With a lab full of teenagers, this could be any afternoon chemistry class, but maybe a tad more sophisticated than most.
"What the kids are working on now is a project to try to reprogram cells to combat disease," explains QB3 researcher Wendell Lim, Ph.D.
If you don't remember working on that one in high school, don't feel too bad. A group of seniors from San Francisco's Lincoln High have been chosen for the prestigious iGEM competition which is usually reserved for college students.
Their team is spending the summer working at QB3, UCSF's Center for Quantitative Biosciences at Mission Bay. Their project involves tweaking the behavior of blood cells to make them behave something like biological robots.
The idea is to ultimately create cells that could be used to distribute drugs to specific parts of the body or to target tumors.
"That's kind of what synthetic biology is about," says Lincoln High graduate Cathy Liu. "You engineer these cells or living systems to function the way you want them to and maybe whatever you find out, you can apply it to something that will be beneficial."
Lim is overseeing the work, but says the students are completely responsible for generating the ideas and executing them.
"So we've asked them, how would you take a cell and how would you change the steering of that cell? How would you build a braking system? How would you build an accelerator for that cell? The kids have come up with a bunch of ideas and we're now trying them out experimentally," says Lim.

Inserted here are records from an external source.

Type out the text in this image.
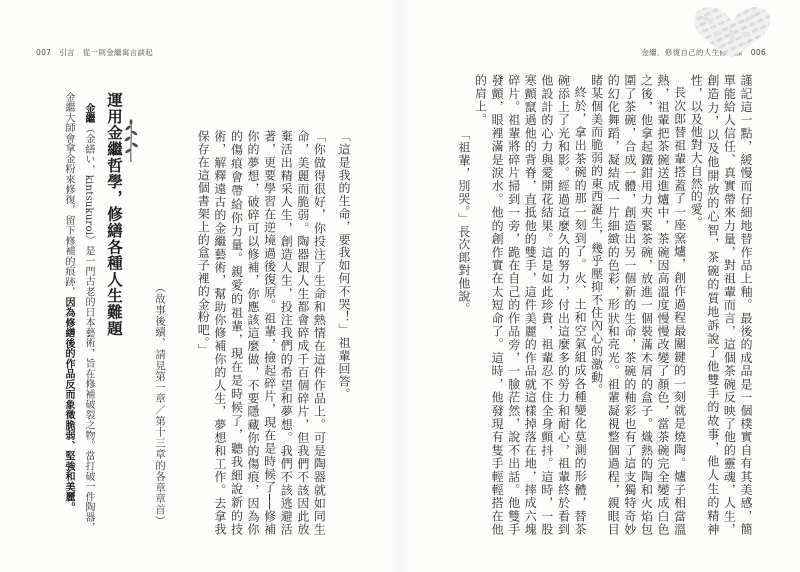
007 引言 從一則金繼寓言談起	金繼．修復自己的人生修繕課 006

謹記這一點，緩慢而仔細地替作品上釉。最後的成品是一個樸實自有其美感，簡單能給人信任、真實帶來力量，對祖輩而言，這個茶碗反映了他的靈魂，人生，創造力，以及他開放的心智，茶碗的質地訴說了他雙手的故事，他人生的精神性，以及他對大自然的愛。

長次郎替祖輩搭蓋了一座窯爐，創作過程最關鍵的一刻就是燒陶。爐子相當溫熱，祖輩把茶碗送進爐中，茶碗因高溫度慢慢改變了顏色，當茶碗完全變成白色之後，他拿起鐵鉗用力夾緊茶碗，放進一個裝滿木屑的盒子。熾熱的陶和火焰包圍了茶碗，合成一體，創造出另一個新的生命，茶碗的釉彩也有了這支獨特奇妙的幻化舞蹈，凝結成一片細緻的色彩，形狀和亮光。祖輩凝視整個過程，親眼目睹某個美而脆弱的東西誕生，幾乎壓抑不住內心的激動。

終於，拿出茶碗的那一刻到了。火、土和空氣組成各種變化莫測的形體，替茶碗添上了光和影。經過這麼久的努力，付出這麼多的勞力和耐心，祖輩終於看到他設計的心力與愛開花結果。這是如此珍貴，祖輩忍不住全身顫抖。這時，一股寒顫竄過他的背脊，直抵他的雙手，這件美麗的作品就這樣掉落在地，摔成六塊碎片。祖輩將碎片掃到一旁，跪在自己的作品旁，一臉茫然，說不出話。他雙手發顫，眼裡滿是淚水。他的創作實在太短命了。這時，他發現有隻手輕輕搭在他的肩上。

「祖輩，別哭。」長次郎對他說。

「這是我的生命，要我如何不哭！」祖輩回答。

「你做得很好，你投注了生命和熱情在這件作品上。可是陶器就如同生命，美麗而脆弱。陶器跟人生都會碎成千百個碎片，但我們不該因此放棄活出精采人生，創造人生，投注我們的希望和夢想。我們不該逃避活著，更要學習在逆境過後復原。祖輩，撿起碎片，現在是時候了──修補你的夢想，破碎可以修補，你應該這麼做，不要隱藏你的傷痕，因為你的傷痕會帶給你力量。親愛的祖輩，現在是時候了，聽我細說新的技術，解釋遠古的金繼藝術，幫助你修補你的人生，夢想和工作。去拿我保存在這個書架上的盒子裡的金粉吧。」

（故事後續，請見第一章／第十三章的各章章首）
運用金繼哲學，修繕各種人生難題
金繼（金繕い，kintsukuroi）是一門古老的日本藝術，旨在修補破裂之物。當打破一件陶器，
金繼大師會拿金粉來修復，留下修補的痕跡，因為修繕後的作品反而象徵脆弱、堅強和美麗。
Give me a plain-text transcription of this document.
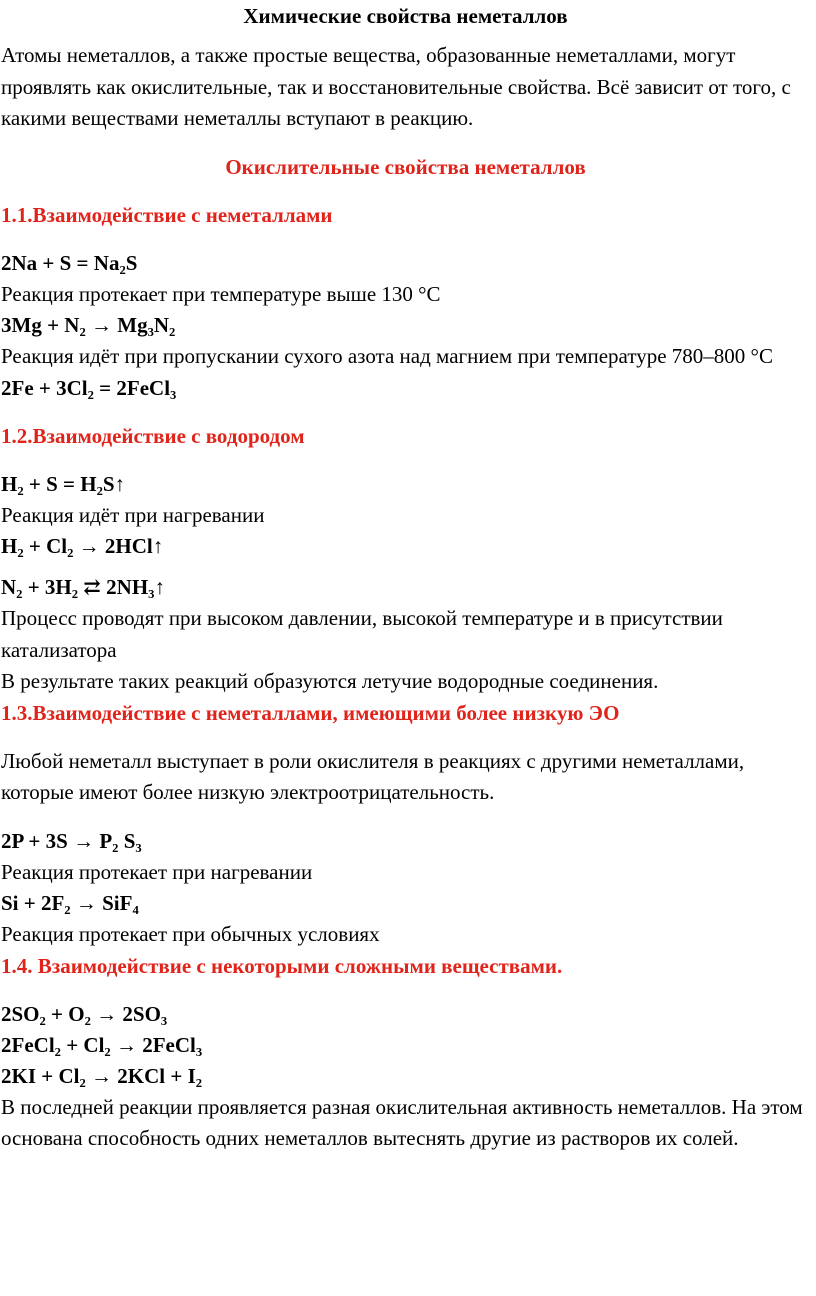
Химические свойства неметаллов

Атомы неметаллов, а также простые вещества, образованные неметаллами, могут проявлять как окислительные, так и восстановительные свойства. Всё зависит от того, с какими веществами неметаллы вступают в реакцию.

Окислительные свойства неметаллов

1.1.Взаимодействие с неметаллами

2Na + S = Na₂S

Реакция протекает при температуре выше 130 °C

3Mg + N₂ → Mg₃N₂

Реакция идёт при пропускании сухого азота над магнием при температуре 780–800 °C

2Fe + 3Cl₂ = 2FeCl₃

1.2.Взаимодействие с водородом

H₂ + S = H₂S↑

Реакция идёт при нагревании

H₂ + Cl₂ → 2HCl↑

N₂ + 3H₂ ⇄ 2NH₃↑

Процесс проводят при высоком давлении, высокой температуре и в присутствии катализатора

В результате таких реакций образуются летучие водородные соединения.

1.3.Взаимодействие с неметаллами, имеющими более низкую ЭО

Любой неметалл выступает в роли окислителя в реакциях с другими неметаллами, которые имеют более низкую электроотрицательность.

2P + 3S → P₂ S₃

Реакция протекает при нагревании

Si + 2F₂ → SiF₄

Реакция протекает при обычных условиях

1.4. Взаимодействие с некоторыми сложными веществами.

2SO₂ + O₂ → 2SO₃

2FeCl₂ + Cl₂ → 2FeCl₃

2KI + Cl₂ → 2KCl + I₂

В последней реакции проявляется разная окислительная активность неметаллов. На этом основана способность одних неметаллов вытеснять другие из растворов их солей.
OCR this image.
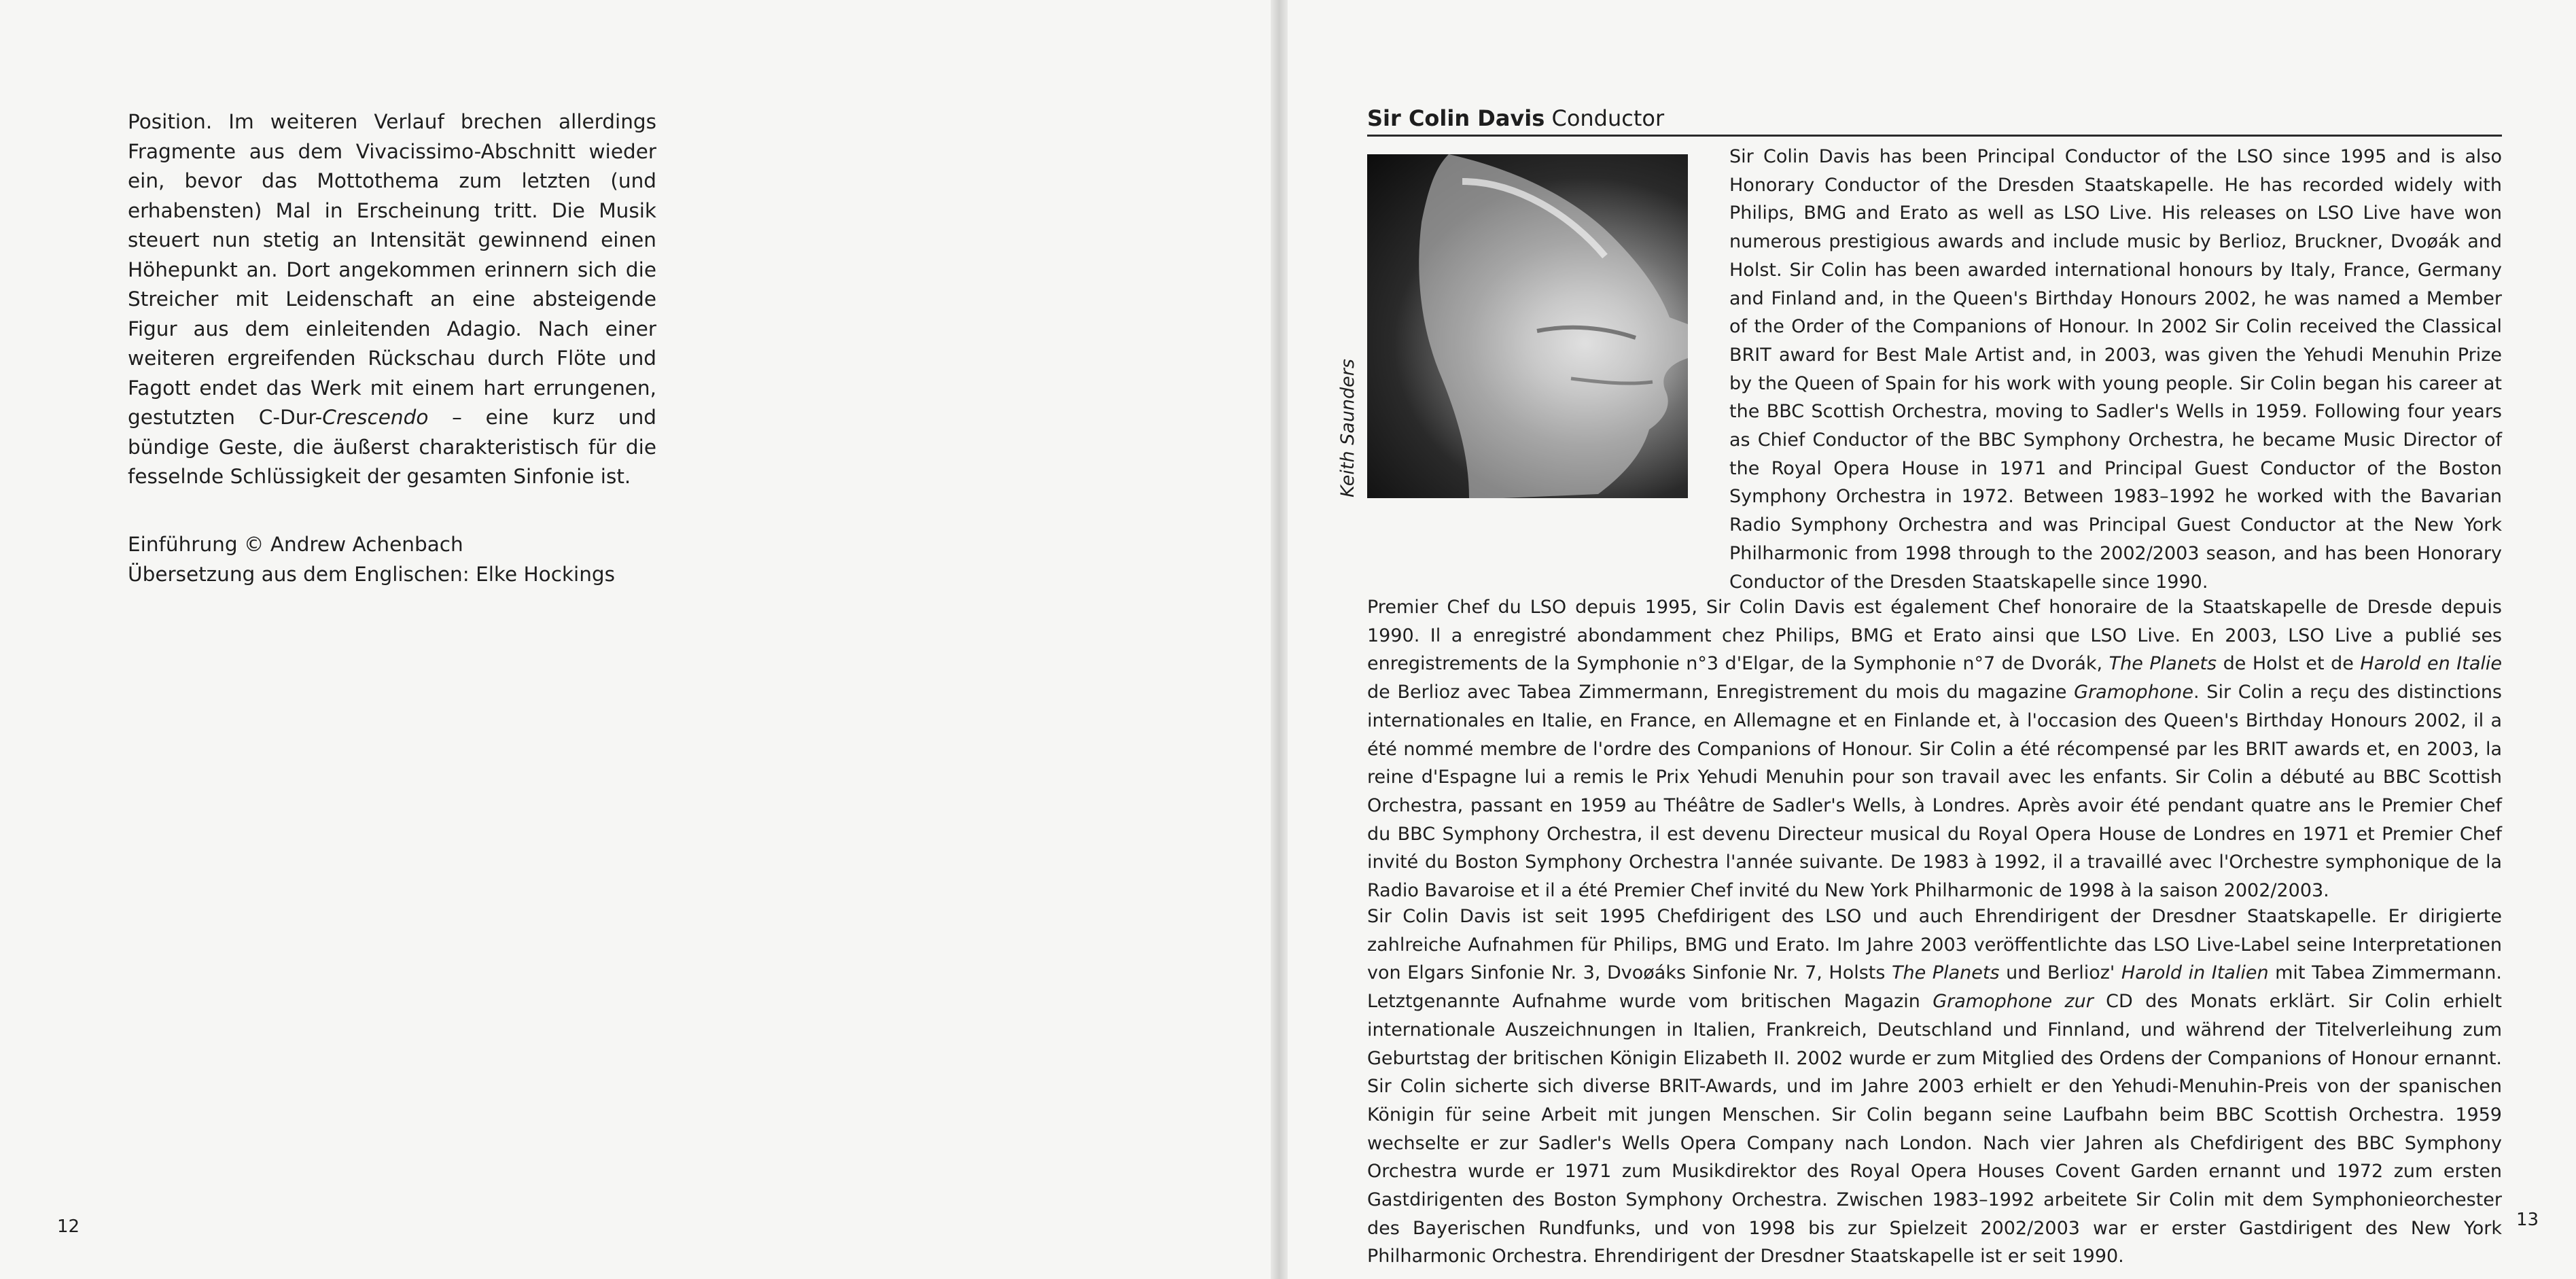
Position. Im weiteren Verlauf brechen allerdings Fragmente aus dem Vivacissimo-Abschnitt wieder ein, bevor das Mottothema zum letzten (und erhabensten) Mal in Erscheinung tritt. Die Musik steuert nun stetig an Intensität gewinnend einen Höhepunkt an. Dort angekommen erinnern sich die Streicher mit Leidenschaft an eine absteigende Figur aus dem einleitenden Adagio. Nach einer weiteren ergreifenden Rückschau durch Flöte und Fagott endet das Werk mit einem hart errungenen, gestutzten C-Dur-Crescendo – eine kurz und bündige Geste, die äußerst charakteristisch für die fesselnde Schlüssigkeit der gesamten Sinfonie ist.

Einführung © Andrew Achenbach
Übersetzung aus dem Englischen: Elke Hockings
12
Sir Colin Davis Conductor
Keith Saunders

Sir Colin Davis has been Principal Conductor of the LSO since 1995 and is also Honorary Conductor of the Dresden Staatskapelle. He has recorded widely with Philips, BMG and Erato as well as LSO Live. His releases on LSO Live have won numerous prestigious awards and include music by Berlioz, Bruckner, Dvoøák and Holst. Sir Colin has been awarded international honours by Italy, France, Germany and Finland and, in the Queen's Birthday Honours 2002, he was named a Member of the Order of the Companions of Honour. In 2002 Sir Colin received the Classical BRIT award for Best Male Artist and, in 2003, was given the Yehudi Menuhin Prize by the Queen of Spain for his work with young people. Sir Colin began his career at the BBC Scottish Orchestra, moving to Sadler's Wells in 1959. Following four years as Chief Conductor of the BBC Symphony Orchestra, he became Music Director of the Royal Opera House in 1971 and Principal Guest Conductor of the Boston Symphony Orchestra in 1972. Between 1983–1992 he worked with the Bavarian Radio Symphony Orchestra and was Principal Guest Conductor at the New York Philharmonic from 1998 through to the 2002/2003 season, and has been Honorary Conductor of the Dresden Staatskapelle since 1990.

Premier Chef du LSO depuis 1995, Sir Colin Davis est également Chef honoraire de la Staatskapelle de Dresde depuis 1990. Il a enregistré abondamment chez Philips, BMG et Erato ainsi que LSO Live. En 2003, LSO Live a publié ses enregistrements de la Symphonie n°3 d'Elgar, de la Symphonie n°7 de Dvorák, The Planets de Holst et de Harold en Italie de Berlioz avec Tabea Zimmermann, Enregistrement du mois du magazine Gramophone. Sir Colin a reçu des distinctions internationales en Italie, en France, en Allemagne et en Finlande et, à l'occasion des Queen's Birthday Honours 2002, il a été nommé membre de l'ordre des Companions of Honour. Sir Colin a été récompensé par les BRIT awards et, en 2003, la reine d'Espagne lui a remis le Prix Yehudi Menuhin pour son travail avec les enfants. Sir Colin a débuté au BBC Scottish Orchestra, passant en 1959 au Théâtre de Sadler's Wells, à Londres. Après avoir été pendant quatre ans le Premier Chef du BBC Symphony Orchestra, il est devenu Directeur musical du Royal Opera House de Londres en 1971 et Premier Chef invité du Boston Symphony Orchestra l'année suivante. De 1983 à 1992, il a travaillé avec l'Orchestre symphonique de la Radio Bavaroise et il a été Premier Chef invité du New York Philharmonic de 1998 à la saison 2002/2003.

Sir Colin Davis ist seit 1995 Chefdirigent des LSO und auch Ehrendirigent der Dresdner Staatskapelle. Er dirigierte zahlreiche Aufnahmen für Philips, BMG und Erato. Im Jahre 2003 veröffentlichte das LSO Live-Label seine Interpretationen von Elgars Sinfonie Nr. 3, Dvoøáks Sinfonie Nr. 7, Holsts The Planets und Berlioz' Harold in Italien mit Tabea Zimmermann. Letztgenannte Aufnahme wurde vom britischen Magazin Gramophone zur CD des Monats erklärt. Sir Colin erhielt internationale Auszeichnungen in Italien, Frankreich, Deutschland und Finnland, und während der Titelverleihung zum Geburtstag der britischen Königin Elizabeth II. 2002 wurde er zum Mitglied des Ordens der Companions of Honour ernannt. Sir Colin sicherte sich diverse BRIT-Awards, und im Jahre 2003 erhielt er den Yehudi-Menuhin-Preis von der spanischen Königin für seine Arbeit mit jungen Menschen. Sir Colin begann seine Laufbahn beim BBC Scottish Orchestra. 1959 wechselte er zur Sadler's Wells Opera Company nach London. Nach vier Jahren als Chefdirigent des BBC Symphony Orchestra wurde er 1971 zum Musikdirektor des Royal Opera Houses Covent Garden ernannt und 1972 zum ersten Gastdirigenten des Boston Symphony Orchestra. Zwischen 1983–1992 arbeitete Sir Colin mit dem Symphonieorchester des Bayerischen Rundfunks, und von 1998 bis zur Spielzeit 2002/2003 war er erster Gastdirigent des New York Philharmonic Orchestra. Ehrendirigent der Dresdner Staatskapelle ist er seit 1990.

13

The students will take their bioengineered cells to the iGEM competition at MIT this fall. However, George Cachianese, their science instructor at Lincoln High, says the program is already having a profound effect back at their old high school.
"We started with one class of 30 students in 1995, and now we have 150 to 180 students taking bio-technology at Lincoln every year," says Cachianese. "Every single one of them wants to get onto the iGEM team, but only six or seven will."
The iGEM competition will take place from October 30 to November 2.